The habits already inscribed in the body have generated unconscious automatisms of movement, of thought, of behavior, of feeling. There is no way life be given back its raw quality - which is not-programmable, not-commodifiable - by simply isolating oneself or becoming “autonomous” or withdrawing in nature. The myth of Robinson Crusoe has already been deconstructed, since the life that he leads in isolation is the life of the culture and economy of his century, all his methods and way of thinking will lead back to the slavery of his time and the same relations of oppression. Robinson Crusoe ought to have worked to reprogram his life, and as we know, changing gestures changes also thinking. Unlike him, Life Programing works directly on the conditions, on the foundation, on what generates forms of art and thinking, on what conditions what, when and where a performance is, and what gives thoughts certain forms and directions.

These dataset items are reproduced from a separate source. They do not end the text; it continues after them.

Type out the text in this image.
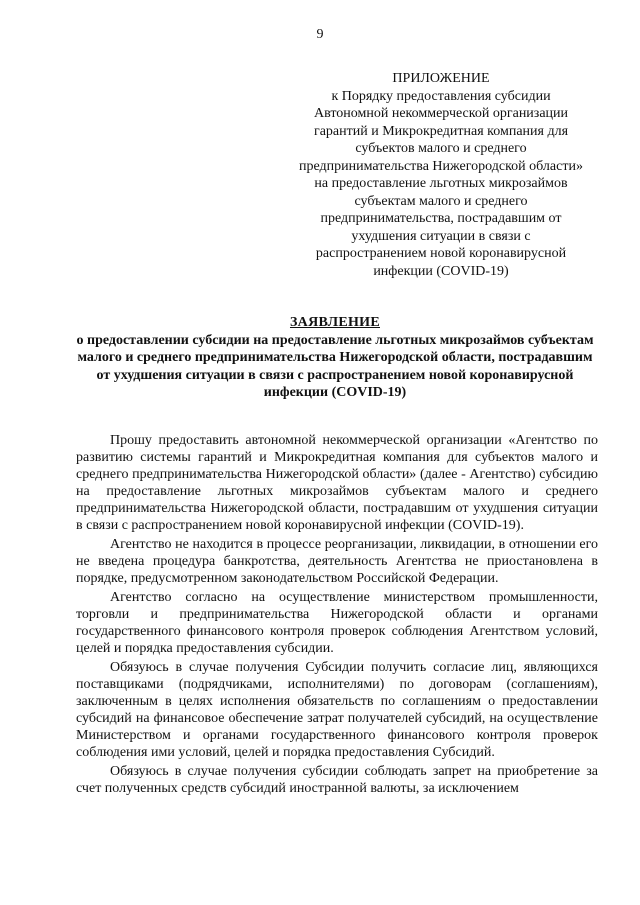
9
ПРИЛОЖЕНИЕ
к Порядку предоставления субсидии Автономной некоммерческой организации гарантий и Микрокредитная компания для субъектов малого и среднего предпринимательства Нижегородской области» на предоставление льготных микрозаймов субъектам малого и среднего предпринимательства, пострадавшим от ухудшения ситуации в связи с распространением новой коронавирусной инфекции (COVID-19)
ЗАЯВЛЕНИЕ
о предоставлении субсидии на предоставление льготных микрозаймов субъектам малого и среднего предпринимательства Нижегородской области, пострадавшим от ухудшения ситуации в связи с распространением новой коронавирусной инфекции (COVID-19)

Прошу предоставить автономной некоммерческой организации «Агентство по развитию системы гарантий и Микрокредитная компания для субъектов малого и среднего предпринимательства Нижегородской области» (далее - Агентство) субсидию на предоставление льготных микрозаймов субъектам малого и среднего предпринимательства Нижегородской области, пострадавшим от ухудшения ситуации в связи с распространением новой коронавирусной инфекции (COVID-19).

Агентство не находится в процессе реорганизации, ликвидации, в отношении его не введена процедура банкротства, деятельность Агентства не приостановлена в порядке, предусмотренном законодательством Российской Федерации.

Агентство согласно на осуществление министерством промышленности, торговли и предпринимательства Нижегородской области и органами государственного финансового контроля проверок соблюдения Агентством условий, целей и порядка предоставления субсидии.

Обязуюсь в случае получения Субсидии получить согласие лиц, являющихся поставщиками (подрядчиками, исполнителями) по договорам (соглашениям), заключенным в целях исполнения обязательств по соглашениям о предоставлении субсидий на финансовое обеспечение затрат получателей субсидий, на осуществление Министерством и органами государственного финансового контроля проверок соблюдения ими условий, целей и порядка предоставления Субсидий.

Обязуюсь в случае получения субсидии соблюдать запрет на приобретение за счет полученных средств субсидий иностранной валюты, за исключением
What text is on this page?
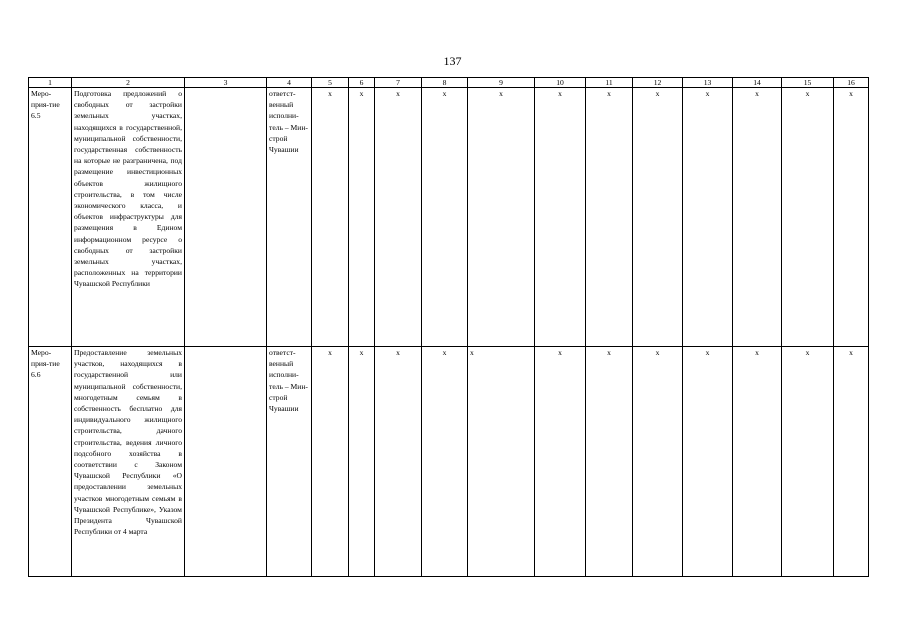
137
1	2	3	4	5	6	7	8	9	10	11	12	13	14	15	16
Меро-прия-тие 6.5	Подготовка предложений о свободных от застройки земельных участках, находящихся в государственной, муниципальной собственности, государственная собственность на которые не разграничена, под размещение инвестиционных объектов жилищного строительства, в том числе экономического класса, и объектов инфраструктуры для размещения в Едином информационном ресурсе о свободных от застройки земельных участках, расположенных на территории Чувашской Республики		ответст-венный исполни-тель – Мин-строй Чувашии	x	x	x	x	x	x	x	x	x	x	x	x
Меро-прия-тие 6.6	Предоставление земельных участков, находящихся в государственной или муниципальной собственности, многодетным семьям в собственность бесплатно для индивидуального жилищного строительства, дачного строительства, ведения личного подсобного хозяйства в соответствии с Законом Чувашской Республики «О предоставлении земельных участков многодетным семьям в Чувашской Республике», Указом Президента Чувашской Республики от 4 марта		ответст-венный исполни-тель – Мин-строй Чувашии	x	x	x	x	x	x	x	x	x	x	x	x
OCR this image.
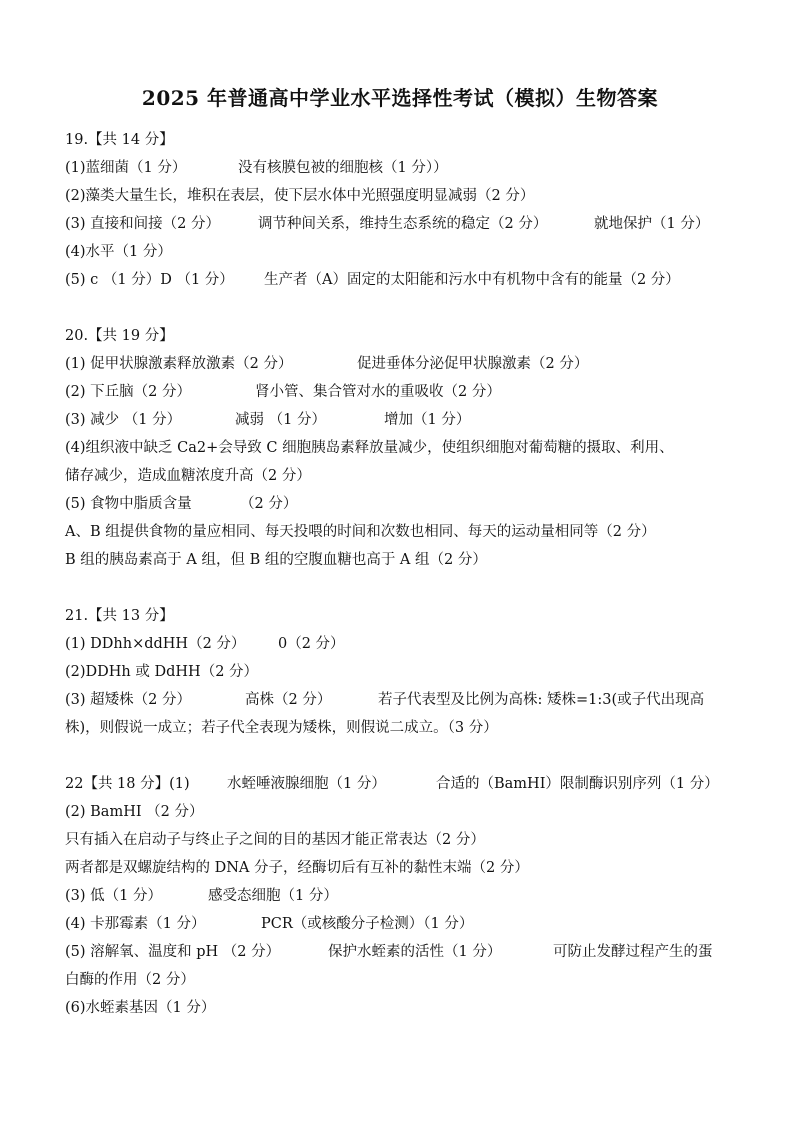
2025 年普通高中学业水平选择性考试（模拟）生物答案
19.【共 14 分】
(1)蓝细菌（1 分）	没有核膜包被的细胞核（1 分））
(2)藻类大量生长，堆积在表层，使下层水体中光照强度明显减弱（2 分）
(3) 直接和间接（2 分）	调节种间关系，维持生态系统的稳定（2 分）	就地保护（1 分）
(4)水平（1 分）
(5) c （1 分）D （1 分） 生产者（A）固定的太阳能和污水中有机物中含有的能量（2 分）
20.【共 19 分】
(1) 促甲状腺激素释放激素（2 分）	促进垂体分泌促甲状腺激素（2 分）
(2) 下丘脑（2 分）	肾小管、集合管对水的重吸收（2 分）
(3) 减少 （1 分）	减弱 （1 分）	增加（1 分）
(4)组织液中缺乏 Ca2+会导致 C 细胞胰岛素释放量减少，使组织细胞对葡萄糖的摄取、利用、
储存减少，造成血糖浓度升高（2 分）
(5) 食物中脂质含量	（2 分）
A、B 组提供食物的量应相同、每天投喂的时间和次数也相同、每天的运动量相同等（2 分）
B 组的胰岛素高于 A 组，但 B 组的空腹血糖也高于 A 组（2 分）
21.【共 13 分】
(1) DDhh×ddHH（2 分） 0（2 分）
(2)DDHh 或 DdHH（2 分）
(3) 超矮株（2 分）	高株（2 分）	若子代表型及比例为高株: 矮株=1:3(或子代出现高
株)，则假说一成立；若子代全表现为矮株，则假说二成立。（3 分）
22【共 18 分】(1)	水蛭唾液腺细胞（1 分）	合适的（BamHI）限制酶识别序列（1 分）
(2) BamHI （2 分）
只有插入在启动子与终止子之间的目的基因才能正常表达（2 分）
两者都是双螺旋结构的 DNA 分子，经酶切后有互补的黏性末端（2 分）
(3) 低（1 分）	感受态细胞（1 分）
(4) 卡那霉素（1 分）	PCR（或核酸分子检测）（1 分）
(5) 溶解氧、温度和 pH （2 分）	保护水蛭素的活性（1 分）	可防止发酵过程产生的蛋
白酶的作用（2 分）
(6)水蛭素基因（1 分）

Usually, of the other historical figures that have been converted to new ways of life, outside of modernity's reach, nonWestern or nonbourgeois, as is the case of some Jesuit missionaries in South America or the Russian writer Tolstoy, we know nothing - their new lives have exited official history. The practices of writers or artists or philosophers without which their work would maybe not be possible are invisible to the public eye. Life Programing is thus also a research on modes of documentation, notation, scores, writing, visualizing, or other immaterial modes of presentation that can give this artificial life a life among art forms in art history. The question of this project is under what form or what strategies can be used to make this ‘artificial life’ a life worth programming by the museums or even theaters, and a type of artwork that can change the very perception of where ‘liveness’ is and how it can be experienced. Using the individual interests of each of the artists involved, whose artistic practice either is voluntarily connected to the choreography of their life, in the case of those who have a new interest in these practices, Life Programing will produce these constructed lives, and present them in forms of scores, workshops, or in more conceptual, invisible form, for the public.